The police just shot him while he was unarmed. He was mentally ill and harmless”. Daily that statement seems to be played out over and over again in the media. Like anything, there is always more to a complex issue than what may first reach the eye. Considering the many studies that point to statistics that seem to highlight a growing rate of police shootings involving those in our community with a mental illness (for example the report done by the Washington Post based on 400 police shootings), can it be objectively claimed that the blame for these shootings of the mentally ill falls squarely on our law enforcement personnel?
Before even attempting to tackle this growing concern of many, I think it best to consider first, the perspective a police officer has. A point published in Masters, et al:2013 page 195, highlights that, “Most police academies do not include specific training to identify individuals who are mentally ill”. Likewise, when the call comes in for an “erratic man” the arriving officer has only three discretionary choices to make. (1) to transport the person seemingly mentally ill to the nearest appropriate facility for evaluation by a Doctor, (2) to arrest the seemingly mentally ill person for an offense such as disorderly conduct, or (3) to handle the situation informally. (p. 125 Masters et.al) Handling the situation informally by the officer is appropriate for the “quite mental” who is not a nuisance to the neighborhood or themselves. (p. 125 Masters et.al) It is here, that the situation seems to unfold to the detriment of the mentally ill person. Conor Friedersdorf, writing in the Atlantic, quotes a caregiver of the mentally ill as saying, “many police in this situation interpret noncompliance as active resistance, particularly when the individual is a young, strong man acting erratically, and their training drives them to advance on their use of force continuum.” How does it turn out when the individual at that point in time does not have the cognitive ability to follow orders, and the situation escalates quickly? Very, very bad.
Freidersdorf offers an enlightened approach to this common situation. He suggests, “The best way to de-escalate a situation is to not call the police at all”. After all, are we not talking about a community issue as it relates to our mental health community members? The majority of the time is this really a police issue? Only if we ascribe to continuing the status quo of stigmatizing those afflected. Study after study show that the mentally ill person is not more likely to be a physical threat than the average public and therefore they are not more likely to cause any real harm.
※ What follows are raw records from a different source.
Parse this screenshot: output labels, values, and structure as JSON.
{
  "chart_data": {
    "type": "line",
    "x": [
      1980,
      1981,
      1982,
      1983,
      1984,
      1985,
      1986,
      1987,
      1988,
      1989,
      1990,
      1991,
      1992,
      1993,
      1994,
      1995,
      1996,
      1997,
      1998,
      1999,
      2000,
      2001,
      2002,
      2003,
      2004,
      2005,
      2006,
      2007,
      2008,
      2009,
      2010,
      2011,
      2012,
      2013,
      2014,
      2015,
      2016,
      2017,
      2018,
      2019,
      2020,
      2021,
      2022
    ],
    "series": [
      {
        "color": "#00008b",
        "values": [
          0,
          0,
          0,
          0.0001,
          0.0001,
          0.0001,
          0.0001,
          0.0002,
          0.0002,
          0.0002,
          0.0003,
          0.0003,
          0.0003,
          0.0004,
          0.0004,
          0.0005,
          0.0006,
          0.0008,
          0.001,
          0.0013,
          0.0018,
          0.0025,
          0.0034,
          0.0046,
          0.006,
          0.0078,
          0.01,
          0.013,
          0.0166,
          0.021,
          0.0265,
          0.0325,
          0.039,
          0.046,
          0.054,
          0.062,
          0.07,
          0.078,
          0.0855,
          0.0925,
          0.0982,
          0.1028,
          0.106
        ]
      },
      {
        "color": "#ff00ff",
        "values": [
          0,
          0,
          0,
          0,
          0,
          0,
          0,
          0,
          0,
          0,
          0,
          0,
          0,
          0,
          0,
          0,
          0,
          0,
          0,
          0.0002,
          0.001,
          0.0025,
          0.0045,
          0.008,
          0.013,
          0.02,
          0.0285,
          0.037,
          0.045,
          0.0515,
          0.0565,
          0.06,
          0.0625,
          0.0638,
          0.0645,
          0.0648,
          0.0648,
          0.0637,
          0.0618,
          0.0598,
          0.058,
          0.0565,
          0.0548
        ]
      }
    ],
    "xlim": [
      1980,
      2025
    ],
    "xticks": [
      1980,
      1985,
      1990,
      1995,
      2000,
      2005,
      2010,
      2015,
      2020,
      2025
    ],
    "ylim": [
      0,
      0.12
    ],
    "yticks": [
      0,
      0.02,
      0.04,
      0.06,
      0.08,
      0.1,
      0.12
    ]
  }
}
Sure, to the population that is not aware of the true nature of mental illness it can be alarming to see someone conversation with themselves, extremely agitated, and so on. This however does not translate to a public threat.
Breaking down the stigmas plaguing our mental health community is paramount for all of us involved. It is only then real dialogue about what it is we can do, will continue to gain traction. A tall order indeed. May all of us be personally invested in this cause, as understanding and action become more and more the war cry, to fight this issue as individuals with collective voices.